严谨起见笔者手动创建了一个高斯分布的函数:
def gussian(x,mu=mu[0], sigma=sigma[0]):
s = 1/(math.sqrt(2*math.pi)*sigma)
ss = np.exp(-1*(np.power((x-mu),2))/(2*np.power(sigma,2)))
return s*ss
结果不能说一摸一样,也可以说是完全相同。(注:因为有两个特征。所以有两个高斯函数,这里只画出一个举例)
根据以下函数通过验证集与F1(查准率与查全率之间的权衡,可参考吴恩达学习笔记v5.51,166~168页)来寻找最佳阈值
def select_threshold(pval, yval):
best_epsilon = 0
best_f1 = 0
step = (pval.max() - pval.min()) / 1000
for epsilon in np.arange(pval.min(), pval.max(), step):
preds = pval < epsilon
# np.logical_and逻辑与
tp = np.sum(np.logical_and(preds == 1, yval == 1)).astype(float)
fp = np.sum(np.logical_and(preds == 1, yval == 0)).astype(float)
fn = np.sum(np.logical_and(preds == 0, yval == 1)).astype(float)
precision = tp / (tp + fp)
recall = tp / (tp + fn)
f1 = (2 * precision * recall) / (precision + recall)
if f1 > best_f1:
best_f1 = f1
best_epsilon = epsilon
return best_epsilon, best_f1
然后再区分异常数据就很容易了,将X带入建立好的两个高斯函数得到异常概率,找到小于阈值的数据,标记,完成
p = np.zeros((X.shape[0], X.shape[1])) # X.shape = (307,2)
p0 = stats.norm(mu[0], sigma[0])
p1 = stats.norm(mu[1], sigma[1])
p[:,0] = p0.pdf(X[:,0])
p[:,1] = p1.pdf(X[:,1])
pval = np.zeros((Xval.shape[0], Xval.shape[1])) # Xval.shape = (307,2)
pval[:,0] = stats.norm(mu[0], sigma[0]).pdf(Xval[:,0]) # pval的第0列为验证集的第一个特征带入根据X第一个特征建立的高斯函数值
pval[:,1] = stats.norm(mu[1], sigma[1]).pdf(Xval[:,1])

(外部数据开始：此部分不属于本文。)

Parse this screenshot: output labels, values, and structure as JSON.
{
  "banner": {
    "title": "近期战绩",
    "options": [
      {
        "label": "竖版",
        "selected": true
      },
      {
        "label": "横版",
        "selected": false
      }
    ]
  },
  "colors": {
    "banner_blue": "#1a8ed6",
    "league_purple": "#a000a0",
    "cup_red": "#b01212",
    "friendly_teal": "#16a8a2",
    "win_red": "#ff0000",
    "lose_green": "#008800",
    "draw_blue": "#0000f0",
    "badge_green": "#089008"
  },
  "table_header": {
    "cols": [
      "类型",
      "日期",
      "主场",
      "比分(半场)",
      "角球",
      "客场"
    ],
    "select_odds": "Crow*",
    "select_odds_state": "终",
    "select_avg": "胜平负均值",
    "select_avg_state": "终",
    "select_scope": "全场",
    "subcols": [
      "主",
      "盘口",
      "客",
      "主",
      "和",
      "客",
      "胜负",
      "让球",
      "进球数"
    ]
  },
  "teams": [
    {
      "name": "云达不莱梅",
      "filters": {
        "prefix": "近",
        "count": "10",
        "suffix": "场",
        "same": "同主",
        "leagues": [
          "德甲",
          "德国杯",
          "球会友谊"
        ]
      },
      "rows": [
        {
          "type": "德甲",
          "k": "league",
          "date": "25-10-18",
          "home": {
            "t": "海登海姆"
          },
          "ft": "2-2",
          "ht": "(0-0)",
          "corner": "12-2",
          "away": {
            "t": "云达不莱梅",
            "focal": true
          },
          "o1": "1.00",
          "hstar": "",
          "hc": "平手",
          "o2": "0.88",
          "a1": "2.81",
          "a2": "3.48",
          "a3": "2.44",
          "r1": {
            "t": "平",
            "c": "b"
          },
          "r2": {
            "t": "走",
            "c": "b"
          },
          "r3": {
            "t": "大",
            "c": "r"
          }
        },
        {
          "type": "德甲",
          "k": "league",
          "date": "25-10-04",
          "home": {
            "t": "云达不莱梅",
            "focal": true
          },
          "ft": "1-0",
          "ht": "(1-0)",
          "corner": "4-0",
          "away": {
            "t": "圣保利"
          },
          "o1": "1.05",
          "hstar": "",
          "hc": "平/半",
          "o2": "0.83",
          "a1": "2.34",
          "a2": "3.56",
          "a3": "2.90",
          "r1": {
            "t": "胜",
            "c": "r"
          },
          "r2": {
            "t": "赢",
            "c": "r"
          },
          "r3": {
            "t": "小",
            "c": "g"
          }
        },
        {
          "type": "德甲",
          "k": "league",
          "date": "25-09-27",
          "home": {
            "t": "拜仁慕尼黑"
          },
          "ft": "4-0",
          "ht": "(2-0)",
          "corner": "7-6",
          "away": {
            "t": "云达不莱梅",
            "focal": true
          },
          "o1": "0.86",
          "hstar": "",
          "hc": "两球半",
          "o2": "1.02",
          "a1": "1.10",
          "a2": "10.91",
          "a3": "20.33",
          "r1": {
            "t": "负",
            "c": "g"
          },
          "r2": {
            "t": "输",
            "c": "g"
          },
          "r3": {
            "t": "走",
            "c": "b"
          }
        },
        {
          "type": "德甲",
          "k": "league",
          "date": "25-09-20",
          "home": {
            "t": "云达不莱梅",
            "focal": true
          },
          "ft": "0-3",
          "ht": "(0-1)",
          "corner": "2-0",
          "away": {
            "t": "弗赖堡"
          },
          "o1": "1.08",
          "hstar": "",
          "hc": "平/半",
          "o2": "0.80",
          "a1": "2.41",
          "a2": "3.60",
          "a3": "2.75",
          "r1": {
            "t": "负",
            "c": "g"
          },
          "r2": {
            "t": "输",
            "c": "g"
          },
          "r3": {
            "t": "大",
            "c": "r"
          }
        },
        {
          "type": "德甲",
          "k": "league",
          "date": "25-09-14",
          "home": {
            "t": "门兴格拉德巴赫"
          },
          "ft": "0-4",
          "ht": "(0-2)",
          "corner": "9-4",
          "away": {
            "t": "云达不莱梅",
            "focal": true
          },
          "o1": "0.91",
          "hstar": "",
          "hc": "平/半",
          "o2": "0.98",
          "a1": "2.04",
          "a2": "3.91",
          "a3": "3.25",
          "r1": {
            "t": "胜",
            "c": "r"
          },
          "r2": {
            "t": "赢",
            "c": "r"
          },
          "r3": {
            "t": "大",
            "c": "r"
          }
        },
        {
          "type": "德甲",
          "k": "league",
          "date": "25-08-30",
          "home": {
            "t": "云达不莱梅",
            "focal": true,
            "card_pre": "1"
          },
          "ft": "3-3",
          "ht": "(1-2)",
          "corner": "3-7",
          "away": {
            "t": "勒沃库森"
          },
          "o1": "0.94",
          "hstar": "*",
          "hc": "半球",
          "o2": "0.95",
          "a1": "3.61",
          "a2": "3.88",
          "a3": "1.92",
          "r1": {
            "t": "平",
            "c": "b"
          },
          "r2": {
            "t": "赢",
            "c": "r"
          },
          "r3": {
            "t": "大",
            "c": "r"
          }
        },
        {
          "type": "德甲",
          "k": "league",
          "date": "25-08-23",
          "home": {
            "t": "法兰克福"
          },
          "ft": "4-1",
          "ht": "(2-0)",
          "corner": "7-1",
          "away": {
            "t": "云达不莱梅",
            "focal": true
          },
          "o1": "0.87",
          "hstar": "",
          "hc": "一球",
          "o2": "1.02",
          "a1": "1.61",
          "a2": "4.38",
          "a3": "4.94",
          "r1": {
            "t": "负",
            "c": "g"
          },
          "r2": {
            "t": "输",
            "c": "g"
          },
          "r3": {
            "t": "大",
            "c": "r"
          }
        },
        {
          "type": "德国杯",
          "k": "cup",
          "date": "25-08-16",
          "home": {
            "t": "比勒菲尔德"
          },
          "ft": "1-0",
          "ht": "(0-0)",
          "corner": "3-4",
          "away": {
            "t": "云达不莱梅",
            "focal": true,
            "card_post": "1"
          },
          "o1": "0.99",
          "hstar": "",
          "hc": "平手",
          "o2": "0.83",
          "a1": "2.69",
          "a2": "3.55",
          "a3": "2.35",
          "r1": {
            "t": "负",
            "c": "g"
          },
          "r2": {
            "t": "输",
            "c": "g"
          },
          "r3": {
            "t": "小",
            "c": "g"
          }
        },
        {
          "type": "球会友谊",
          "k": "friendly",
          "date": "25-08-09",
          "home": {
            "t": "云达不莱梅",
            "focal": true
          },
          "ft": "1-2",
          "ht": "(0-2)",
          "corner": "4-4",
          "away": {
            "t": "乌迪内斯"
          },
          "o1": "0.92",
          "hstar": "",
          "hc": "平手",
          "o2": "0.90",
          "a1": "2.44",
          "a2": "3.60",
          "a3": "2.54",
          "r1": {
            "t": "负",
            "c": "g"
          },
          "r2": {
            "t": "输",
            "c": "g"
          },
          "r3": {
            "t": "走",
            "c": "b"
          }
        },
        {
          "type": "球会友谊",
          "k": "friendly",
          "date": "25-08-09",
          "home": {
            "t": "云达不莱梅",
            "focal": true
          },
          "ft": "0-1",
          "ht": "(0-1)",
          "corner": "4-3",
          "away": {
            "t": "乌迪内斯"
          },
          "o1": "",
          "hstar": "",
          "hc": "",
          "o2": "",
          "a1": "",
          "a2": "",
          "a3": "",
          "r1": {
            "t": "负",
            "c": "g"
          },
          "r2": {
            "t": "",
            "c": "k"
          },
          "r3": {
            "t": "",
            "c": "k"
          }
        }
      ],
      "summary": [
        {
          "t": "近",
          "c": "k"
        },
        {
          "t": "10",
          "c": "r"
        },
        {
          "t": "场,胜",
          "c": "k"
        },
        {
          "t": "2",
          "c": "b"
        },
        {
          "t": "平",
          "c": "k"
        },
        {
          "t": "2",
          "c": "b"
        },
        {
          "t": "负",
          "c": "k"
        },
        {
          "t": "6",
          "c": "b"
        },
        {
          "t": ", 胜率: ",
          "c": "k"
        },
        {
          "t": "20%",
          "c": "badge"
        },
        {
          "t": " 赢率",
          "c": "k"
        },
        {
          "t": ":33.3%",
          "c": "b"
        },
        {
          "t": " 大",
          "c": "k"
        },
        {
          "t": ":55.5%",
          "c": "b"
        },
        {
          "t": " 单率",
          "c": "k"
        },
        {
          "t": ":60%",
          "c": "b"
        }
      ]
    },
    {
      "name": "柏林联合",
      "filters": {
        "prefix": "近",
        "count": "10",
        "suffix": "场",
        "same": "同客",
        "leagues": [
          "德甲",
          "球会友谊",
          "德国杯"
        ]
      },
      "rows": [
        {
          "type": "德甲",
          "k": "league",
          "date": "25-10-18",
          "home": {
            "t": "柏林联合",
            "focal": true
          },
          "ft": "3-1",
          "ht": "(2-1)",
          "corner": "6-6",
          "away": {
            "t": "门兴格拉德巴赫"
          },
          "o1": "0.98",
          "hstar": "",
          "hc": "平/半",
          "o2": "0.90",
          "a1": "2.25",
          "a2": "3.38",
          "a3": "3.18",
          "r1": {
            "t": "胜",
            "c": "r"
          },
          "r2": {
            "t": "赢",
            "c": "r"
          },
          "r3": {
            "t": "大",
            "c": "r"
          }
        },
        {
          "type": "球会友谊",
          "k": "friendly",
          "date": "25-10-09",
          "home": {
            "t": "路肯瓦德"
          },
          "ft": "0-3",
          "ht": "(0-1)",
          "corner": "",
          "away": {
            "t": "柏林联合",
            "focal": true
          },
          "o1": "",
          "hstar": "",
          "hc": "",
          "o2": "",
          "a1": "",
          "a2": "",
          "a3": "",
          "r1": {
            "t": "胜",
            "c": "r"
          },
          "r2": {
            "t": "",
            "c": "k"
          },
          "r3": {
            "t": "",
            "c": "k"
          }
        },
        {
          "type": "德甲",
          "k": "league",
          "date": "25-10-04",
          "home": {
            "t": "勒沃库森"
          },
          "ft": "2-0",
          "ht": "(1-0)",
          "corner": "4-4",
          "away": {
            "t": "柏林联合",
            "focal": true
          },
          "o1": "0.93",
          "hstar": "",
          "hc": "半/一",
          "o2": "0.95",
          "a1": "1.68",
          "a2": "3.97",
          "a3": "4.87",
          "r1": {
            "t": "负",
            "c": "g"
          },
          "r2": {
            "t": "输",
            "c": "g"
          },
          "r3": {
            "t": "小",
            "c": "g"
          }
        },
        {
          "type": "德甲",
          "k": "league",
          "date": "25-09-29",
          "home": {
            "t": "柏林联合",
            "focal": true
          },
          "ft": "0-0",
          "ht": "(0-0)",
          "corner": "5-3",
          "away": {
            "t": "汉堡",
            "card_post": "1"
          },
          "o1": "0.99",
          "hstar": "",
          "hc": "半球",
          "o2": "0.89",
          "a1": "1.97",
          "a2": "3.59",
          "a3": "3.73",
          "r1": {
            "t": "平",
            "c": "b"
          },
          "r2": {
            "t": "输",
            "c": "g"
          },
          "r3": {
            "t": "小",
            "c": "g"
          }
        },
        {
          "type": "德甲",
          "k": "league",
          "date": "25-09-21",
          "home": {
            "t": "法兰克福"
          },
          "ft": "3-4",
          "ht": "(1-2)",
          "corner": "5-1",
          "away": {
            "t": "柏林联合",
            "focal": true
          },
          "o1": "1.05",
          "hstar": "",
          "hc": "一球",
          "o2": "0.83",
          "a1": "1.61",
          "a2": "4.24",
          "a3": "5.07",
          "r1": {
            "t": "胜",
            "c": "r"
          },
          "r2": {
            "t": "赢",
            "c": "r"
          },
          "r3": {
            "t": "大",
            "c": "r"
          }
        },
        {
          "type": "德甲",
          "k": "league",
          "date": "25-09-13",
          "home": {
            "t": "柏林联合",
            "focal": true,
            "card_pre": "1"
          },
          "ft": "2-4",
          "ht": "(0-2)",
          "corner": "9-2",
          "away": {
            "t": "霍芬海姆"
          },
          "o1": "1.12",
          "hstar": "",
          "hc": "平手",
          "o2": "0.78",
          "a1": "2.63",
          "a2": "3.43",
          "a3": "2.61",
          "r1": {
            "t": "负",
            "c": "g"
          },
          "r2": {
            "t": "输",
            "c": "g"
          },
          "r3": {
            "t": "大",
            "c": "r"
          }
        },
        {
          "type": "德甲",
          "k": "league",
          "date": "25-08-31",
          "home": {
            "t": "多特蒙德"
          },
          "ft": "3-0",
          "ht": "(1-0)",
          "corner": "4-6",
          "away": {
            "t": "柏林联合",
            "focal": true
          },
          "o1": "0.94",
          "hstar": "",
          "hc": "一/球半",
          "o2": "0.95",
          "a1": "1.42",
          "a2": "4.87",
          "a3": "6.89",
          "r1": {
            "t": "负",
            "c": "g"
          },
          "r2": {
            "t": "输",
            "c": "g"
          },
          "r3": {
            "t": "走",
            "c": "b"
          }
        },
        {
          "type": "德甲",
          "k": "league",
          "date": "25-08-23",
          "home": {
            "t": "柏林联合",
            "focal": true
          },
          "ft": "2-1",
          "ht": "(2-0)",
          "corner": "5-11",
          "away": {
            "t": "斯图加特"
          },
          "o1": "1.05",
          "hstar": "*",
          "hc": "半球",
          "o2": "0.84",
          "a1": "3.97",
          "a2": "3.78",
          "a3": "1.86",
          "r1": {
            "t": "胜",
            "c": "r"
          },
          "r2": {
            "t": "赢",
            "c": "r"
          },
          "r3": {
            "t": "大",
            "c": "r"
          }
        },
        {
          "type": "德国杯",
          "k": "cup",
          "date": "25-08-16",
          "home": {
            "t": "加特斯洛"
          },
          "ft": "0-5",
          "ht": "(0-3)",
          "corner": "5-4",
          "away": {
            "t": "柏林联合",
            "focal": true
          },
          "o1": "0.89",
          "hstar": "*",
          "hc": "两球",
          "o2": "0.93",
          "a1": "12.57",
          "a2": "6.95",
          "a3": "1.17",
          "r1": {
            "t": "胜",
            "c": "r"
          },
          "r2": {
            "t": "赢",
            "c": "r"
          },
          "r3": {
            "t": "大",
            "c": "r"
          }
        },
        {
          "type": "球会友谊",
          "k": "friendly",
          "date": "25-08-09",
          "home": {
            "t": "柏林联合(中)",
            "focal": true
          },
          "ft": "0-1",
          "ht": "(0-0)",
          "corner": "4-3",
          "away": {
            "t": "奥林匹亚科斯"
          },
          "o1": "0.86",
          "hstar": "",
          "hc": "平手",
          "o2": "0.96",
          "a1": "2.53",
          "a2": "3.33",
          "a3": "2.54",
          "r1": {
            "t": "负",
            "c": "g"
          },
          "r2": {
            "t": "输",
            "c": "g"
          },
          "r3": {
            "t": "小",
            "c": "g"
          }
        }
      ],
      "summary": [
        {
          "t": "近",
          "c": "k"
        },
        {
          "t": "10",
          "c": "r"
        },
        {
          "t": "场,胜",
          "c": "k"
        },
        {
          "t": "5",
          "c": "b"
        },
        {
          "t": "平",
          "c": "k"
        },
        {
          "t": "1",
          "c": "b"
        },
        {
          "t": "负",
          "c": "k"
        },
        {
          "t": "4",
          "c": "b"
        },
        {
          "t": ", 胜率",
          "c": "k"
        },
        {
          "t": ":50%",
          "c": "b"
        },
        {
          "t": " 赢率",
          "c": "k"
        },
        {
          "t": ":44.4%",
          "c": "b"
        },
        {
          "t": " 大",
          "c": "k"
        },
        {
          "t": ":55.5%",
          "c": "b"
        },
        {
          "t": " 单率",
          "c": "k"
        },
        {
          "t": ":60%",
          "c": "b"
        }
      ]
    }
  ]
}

epsilon, f1 = select_threshold(pval, yval) # 用pval得到最佳阈值,再用阈值epsilon寻找p中的异常值
outliers = np.where(p < epsilon)
plt.scatter(X[:,0], X[:,1])
plt.scatter(X[outliers[0],0], X[outliers[0],1], s=50, color='r', marker='o')
plt.show()
预测新数据时可以将两个特征的均值与方差及其阈值保存,在新代码中构建高斯分布函数,新特征带入小于阈值异常。
协同过滤
即推荐系统,太难了我giao。这一块弄了好久。能想出这个算法的人
代码如下:
import numpy as np
import scipy.optimize as opt
from scipy.io import loadmat
def serialize(X, theta): # 展成一维再衔接
return np.concatenate((X.ravel(), theta.ravel()))
def deserialize(param, n_movie, n_user, n_features): # 再reshape成向量
"""into ndarray of X(1682, 10), theta(943, 10)"""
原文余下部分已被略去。